The Road to Recovery for a Bi-Polar Incest Survivor...there is life Beyond Infinite Sadness!!
Thursday, April 7, 2011
To Be a Friend
I look around my life, and it is rather empty. Not sure if this is just in my head or my reality. I don't feel close to anyone. I am part of a church, I have acquaintances and I date, but I am not close to anyone. I just don't know how to do this. Growing up without any real attachments has left me struggling to find a way to connected to anyone. So I hibernate in my home, and I take my kids to school and classes. I do yoga a class where I do not have to communicate with anyone, and I walk the track, but no one gets in.
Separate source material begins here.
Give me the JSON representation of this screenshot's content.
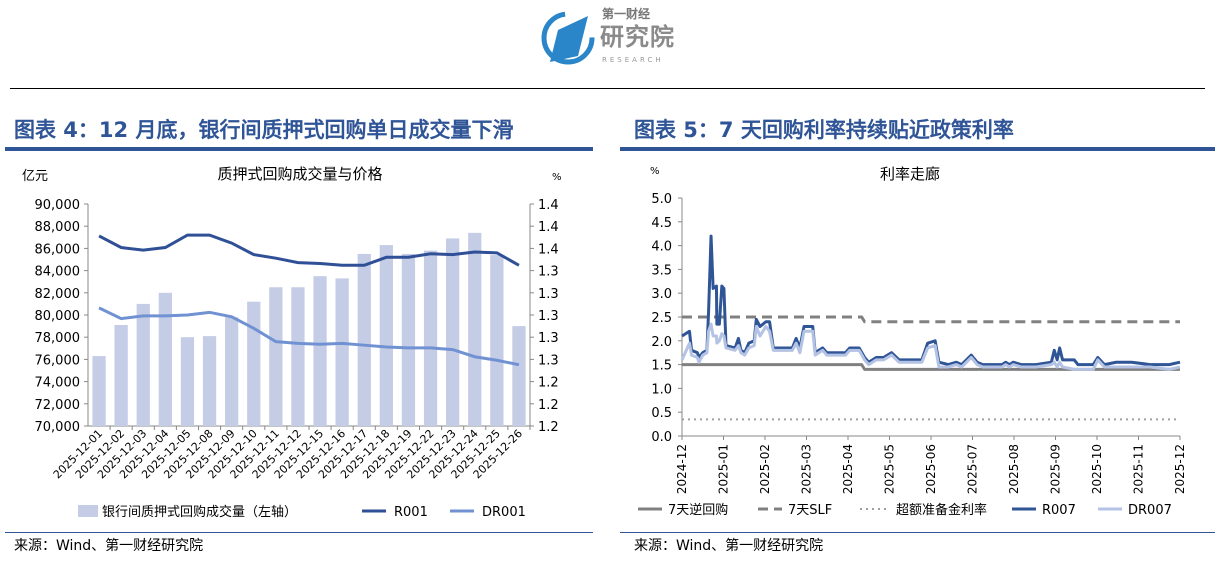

I want them in, I want to have friends over for tea, or to hang out with, but I don't, not for lack of asking, they all say yes we would love to but it never happens. Is it me or am I just not normal wondering why? This place where I am now is the place that stops me from working full time, it stops me from having close personal relationships. I don't know how to fix this. The only relationship I have had until lately have been very dysfunctional, some to the extreme. I want more than that. I deserve more than that, but how do I get it? That is the question. I do have people on line who I love and care for greatly, and I am sure if we were to meet we would be great friends. It is in real life I don't feel connected to anyone other than my children, even if the other person feels connected to me, it just feels frail and so precarious, that I sometimes wonder why I bother to even try to have close friends. I think some times if I had been able to have close friends as a child things might be different now. But it wasn't like that and I want to fix that part of me. I want to be a friend and to have friends.